Passchendaele Mud and Memory, Belgium February 5, 2019

The exhibition ‘Passchendaele Mud and Memory’ by Professor Stephen Dixon focuses on the ability of battlefield objects, artefacts and materials, to conjure up a mnemonic resonance of time, place and experience. The focus of the exhibition is a large portrait sculpture, made using terracotta clay sourced from the Wienerberger quarry and brickworks, located on the Passchendaele battlefield site at Zonnebeke. The portrait is an ‘everyman’, an assemblage of the features of soldiers from some of the many nations who fought and died at Passchendaele.
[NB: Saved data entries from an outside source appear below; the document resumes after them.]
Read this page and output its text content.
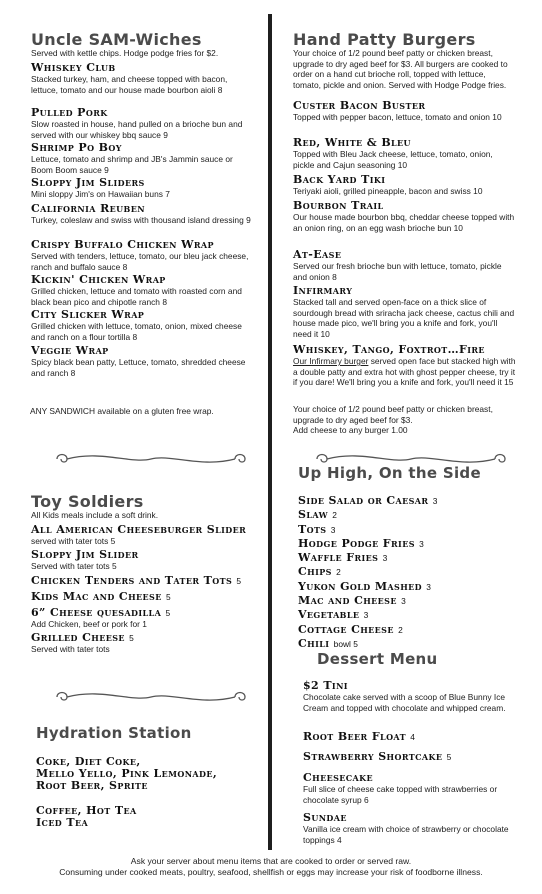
Uncle SAM-Wiches
Served with kettle chips. Hodge podge fries for $2.
Whiskey Club
Stacked turkey, ham, and cheese topped with bacon, lettuce, tomato and our house made bourbon aioli 8
Pulled Pork
Slow roasted in house, hand pulled on a brioche bun and served with our whiskey bbq sauce 9
Shrimp Po Boy
Lettuce, tomato and shrimp and JB's Jammin sauce or Boom Boom sauce 9
Sloppy Jim Sliders
Mini sloppy Jim's on Hawaiian buns 7
California Reuben
Turkey, coleslaw and swiss with thousand island dressing 9
Crispy Buffalo Chicken Wrap
Served with tenders, lettuce, tomato, our bleu jack cheese, ranch and buffalo sauce 8
Kickin' Chicken Wrap
Grilled chicken, lettuce and tomato with roasted corn and black bean pico and chipotle ranch 8
City Slicker Wrap
Grilled chicken with lettuce, tomato, onion, mixed cheese and ranch on a flour tortilla 8
Veggie Wrap
Spicy black bean patty, Lettuce, tomato, shredded cheese and ranch 8
ANY SANDWICH available on a gluten free wrap.
Toy Soldiers
All Kids meals include a soft drink.
All American Cheeseburger Slider
served with tater tots 5
Sloppy Jim Slider
Served with tater tots 5
Chicken Tenders and Tater Tots 5
Kids Mac and Cheese 5
6” Cheese quesadilla 5
Add Chicken, beef or pork for 1
Grilled Cheese 5
Served with tater tots
Hydration Station
Coke, Diet Coke,
Mello Yello, Pink Lemonade,
Root Beer, Sprite
Coffee, Hot Tea
Iced Tea
Hand Patty Burgers
Your choice of 1/2 pound beef patty or chicken breast, upgrade to dry aged beef for $3. All burgers are cooked to order on a hand cut brioche roll, topped with lettuce, tomato, pickle and onion. Served with Hodge Podge fries.
Custer Bacon Buster
Topped with pepper bacon, lettuce, tomato and onion 10
Red, White & Bleu
Topped with Bleu Jack cheese, lettuce, tomato, onion, pickle and Cajun seasoning 10
Back Yard Tiki
Teriyaki aioli, grilled pineapple, bacon and swiss 10
Bourbon Trail
Our house made bourbon bbq, cheddar cheese topped with an onion ring, on an egg wash brioche bun 10
At-Ease
Served our fresh brioche bun with lettuce, tomato, pickle and onion 8
Infirmary
Stacked tall and served open-face on a thick slice of sourdough bread with sriracha jack cheese, cactus chili and house made pico, we'll bring you a knife and fork, you'll need it 10
Whiskey, Tango, Foxtrot…Fire
Our Infirmary burger served open face but stacked high with a double patty and extra hot with ghost pepper cheese, try it if you dare! We'll bring you a knife and fork, you'll need it 15
Your choice of 1/2 pound beef patty or chicken breast, upgrade to dry aged beef for $3.
Add cheese to any burger 1.00
Up High, On the Side
Side Salad or Caesar 3
Slaw 2
Tots 3
Hodge Podge Fries 3
Waffle Fries 3
Chips 2
Yukon Gold Mashed 3
Mac and Cheese 3
Vegetable 3
Cottage Cheese 2
Chili bowl 5
Dessert Menu
$2 Tini
Chocolate cake served with a scoop of Blue Bunny Ice Cream and topped with chocolate and whipped cream.
Root Beer Float 4
Strawberry Shortcake 5
Cheesecake
Full slice of cheese cake topped with strawberries or chocolate syrup 6
Sundae
Vanilla ice cream with choice of strawberry or chocolate toppings 4
Ask your server about menu items that are cooked to order or served raw.
Consuming under cooked meats, poultry, seafood, shellfish or eggs may increase your risk of foodborne illness.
The Passchendaele Archives project of the Memorial Museum Passchendaele 1917 was deeply involved in the realization of the portrait.

 

Other elements of the exhibition focus directly on the evocative power of historical artefacts. An installation of facsimile Navy and Army Catering Board plates is printed with drawings made from excavated objects, often with poignant, personal associations; a pair of glasses, a penknife, a harmonica, a cigarette lighter, a wristwatch. Another display is made up of a collection of crested china, a form of commemorative ceramics popular in the UK during the First World War, encrusted with Passchendaele clay.

 

The exhibition is located in the Memorial Museum Passchendaele 1917.